Das Berufungsgericht hat auch dem Wiedereinsetzungsgesuch im Ergebnis zu Recht nicht stattgegeben. Nach § 233 ZPO ist Wiedereinsetzung in den vorigen Stand - nur - zu gewähren, wenn die Partei ohne eigenes oder ihr zuzurechnendes Verschulden ihres Prozeßbevollmächtigten (§ 85 Abs. 2 ZPO) gehindert war, die versäumte Frist einzuhalten. Im vorliegenden Fall ist ein Verschulden des erstinstanzlichen Prozeßbevollmächtigten der Klägerin an der eingetretenen Versäumung der Berufungsfrist nicht ausgeräumt. Die Fristversäumung ist unter den hier gegebenen Umständen darauf zurückzuführen, daß Rechtsanwalt G. nicht ausreichend für die Festlegung und Notierung des Zustellungszeitpunktes des angefochtenen Urteils in seiner Kanzlei Sorge getragen hat.
a)
Das Urteil ist zwar am 5. November 1997 in der Kanzlei von Rechtsanwalt G. eingegangen. Dieser Zeitpunkt ist jedoch nicht der maßgebliche Zustellungszeitpunkt (vgl. BGH Beschluß vom 10. Oktober 1991 - VII ZB 4/91 = BGHR ZPO § 233 Fristenkontrolle 22). Zugestellt ist ein Urteil erst dann, wenn der Rechtsanwalt es entgegennimmt mit dem Willen, es als zugestellt gegen sich gelten zu lassen (ständige Rechtsprechung, vgl. etwa BGH Beschluß vom 21. September 1988 - IVa ZB 18/88 = ZPO § 212a Empfangsbekenntnis 3 m.w.N.) und dies durch seine Unterschrift auf dem Empfangsbekenntnis mit Angabe des Zustellungszeitpunkts dokumentiert. Solange ein Empfangsbekenntnis diese beiden Angaben - Unterschrift des Empfängers und Zeitpunkt des Empfangs - nicht enthält, ist eine Zustellung nicht erfolgt (BGH Urteil vom 13. März 1969 - III ZR 178/67 = LM § 212a ZPO Nr. 7). Andererseits erbringt das unterschriebene und datierte Empfangsbekenntnis im Sinne des § 212a ZPO Beweis für die Entgegennahme des darin bezeichneten Schriftstückes als zugestellt und für den Zeitpunkt dieser Entgegennahme (BGH Beschluß vom 13. Juni 1996 - VII ZB 12/96 = BGHR ZPO § 212a Empfangsbekenntnis 13 m.w.N.).

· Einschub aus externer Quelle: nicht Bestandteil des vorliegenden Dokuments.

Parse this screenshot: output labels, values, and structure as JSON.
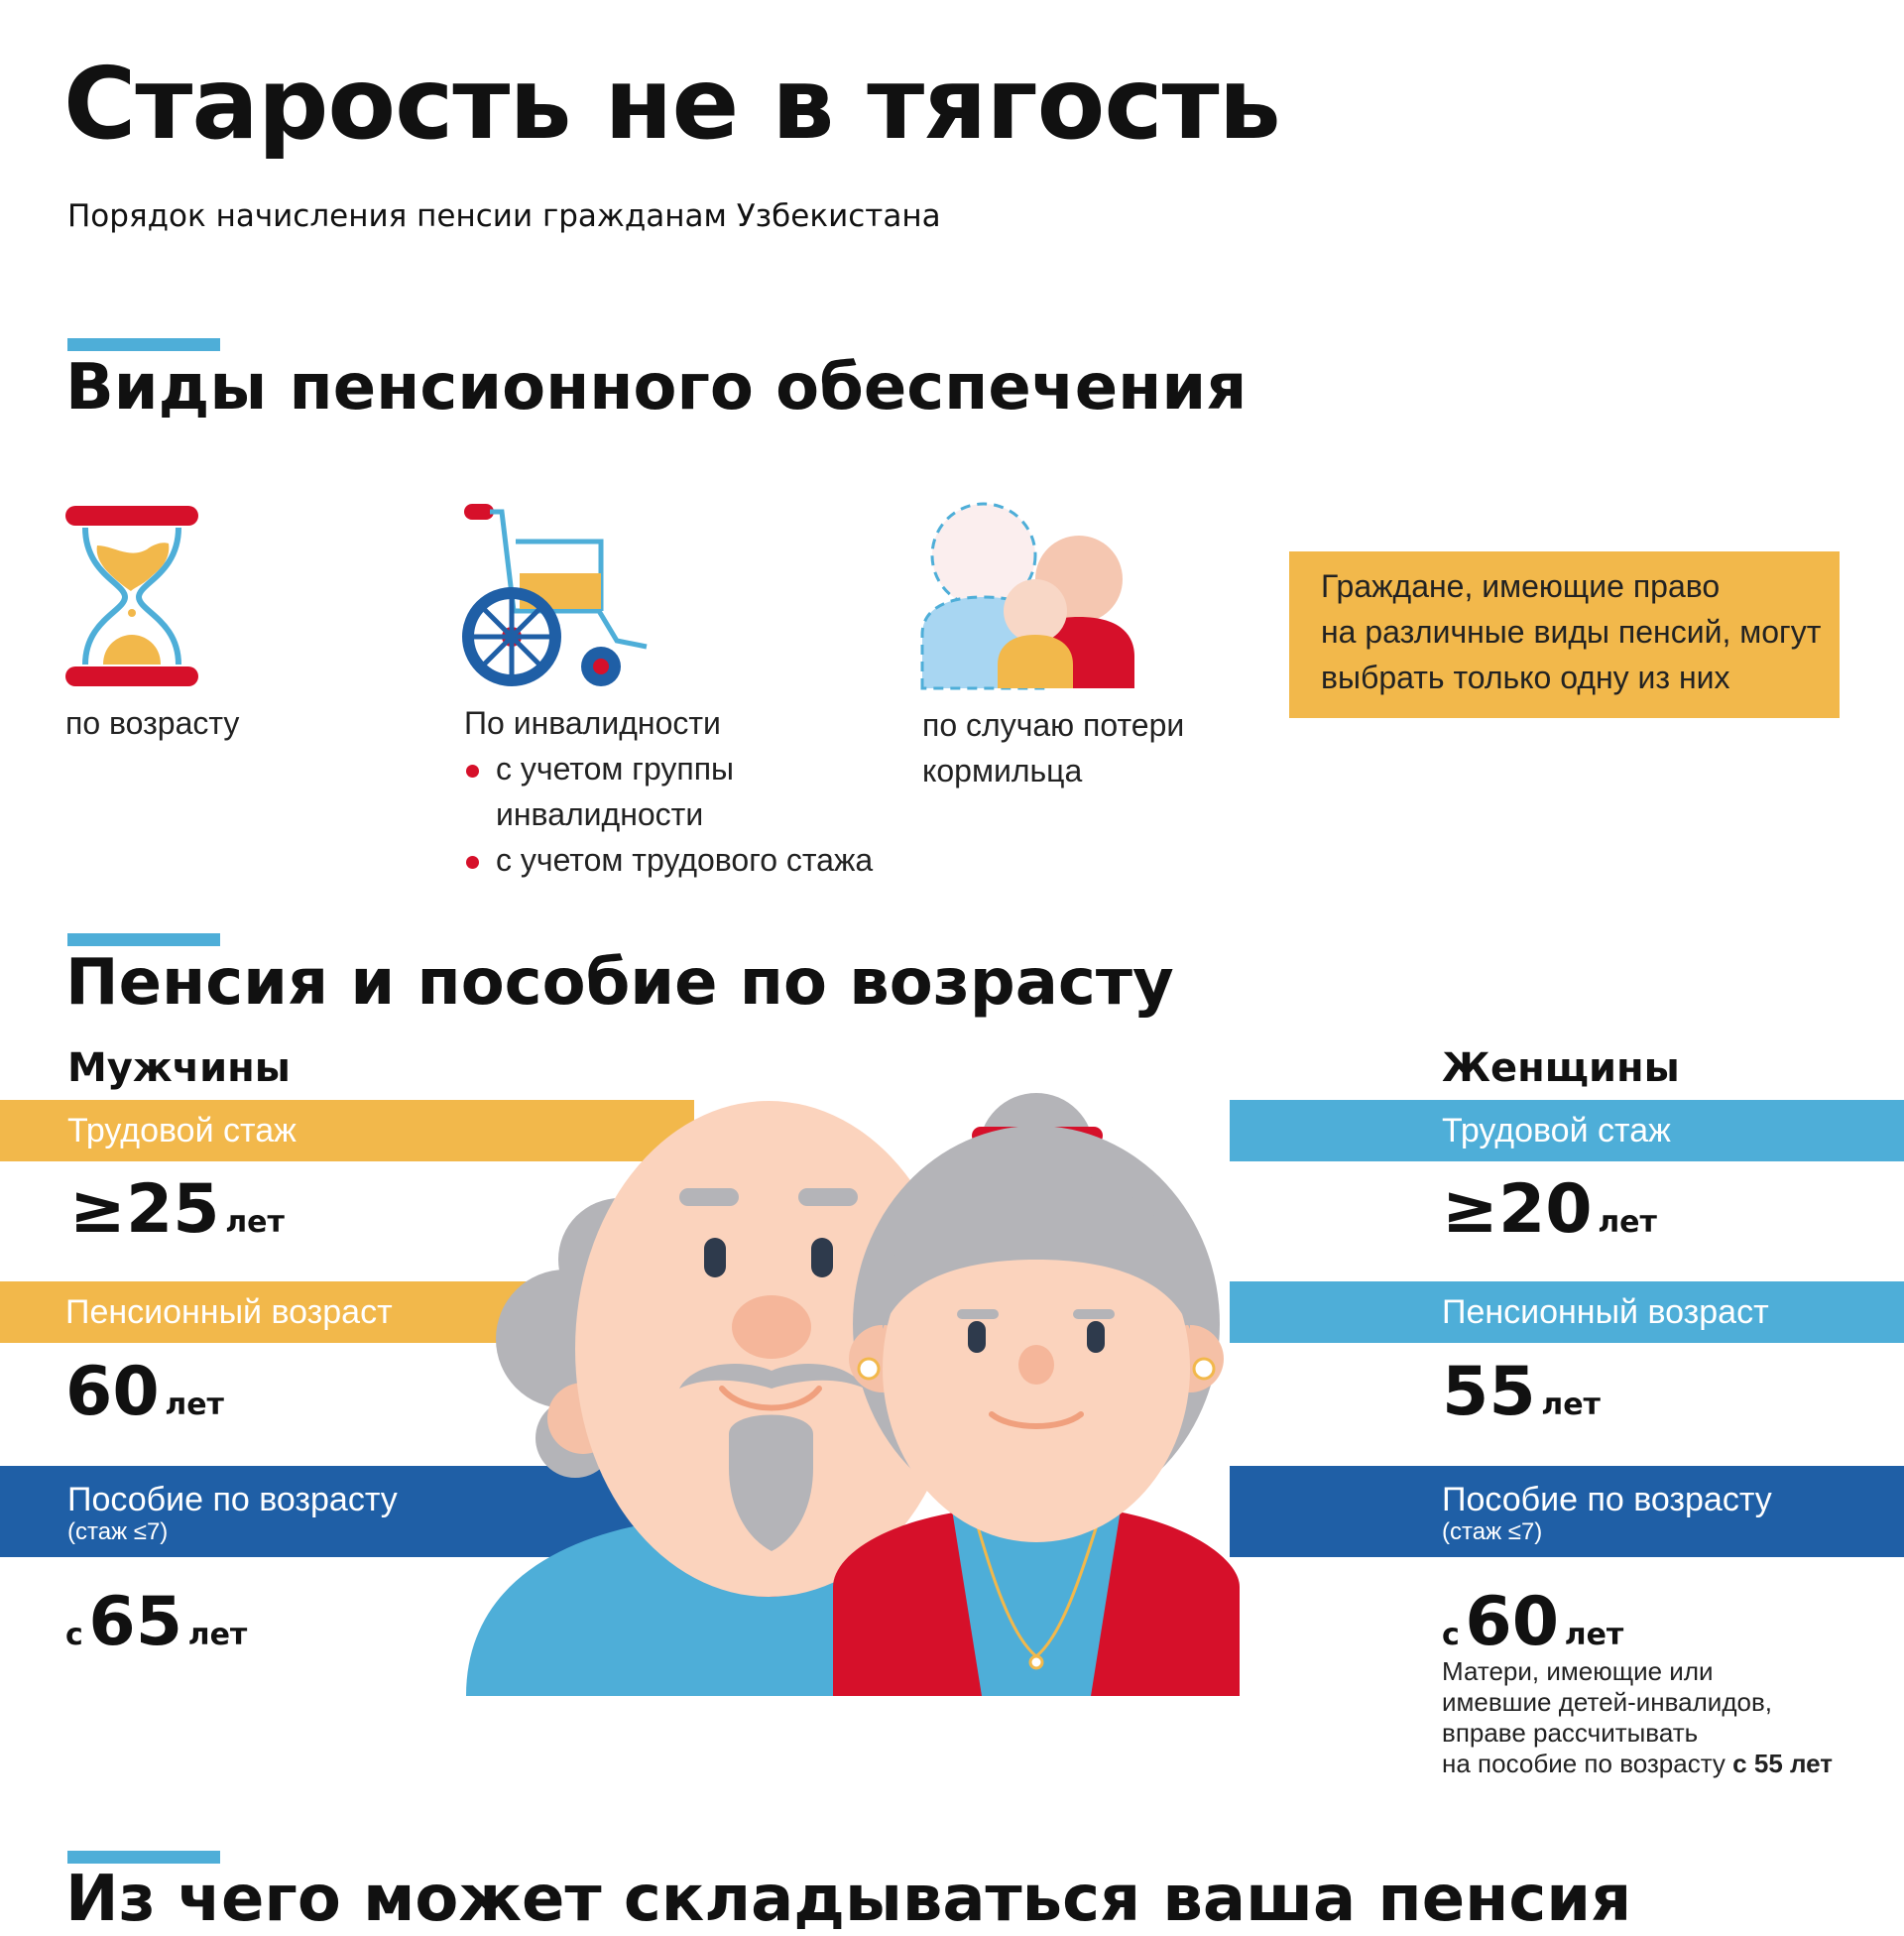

Zwar ist der Gegenbeweis der Unrichtigkeit der in dem Empfangsbekenntnis enthaltenen Angaben zulässig. Er ist jedoch nur erbracht, wenn die Beweiswirkung des § 212a ZPO vollständig entkräftet und jede Möglichkeit ausgeschlossen ist, daß die Angaben des Empfangsbekenntnisses richtig sein können. Der Gegenbeweis ist nicht schon dann geführt, wenn die Möglichkeit der Unrichtigkeit besteht, die Richtigkeit der Angaben also nur erschüttert ist (BGH Beschluß vom 13. Juni 1996 aaO).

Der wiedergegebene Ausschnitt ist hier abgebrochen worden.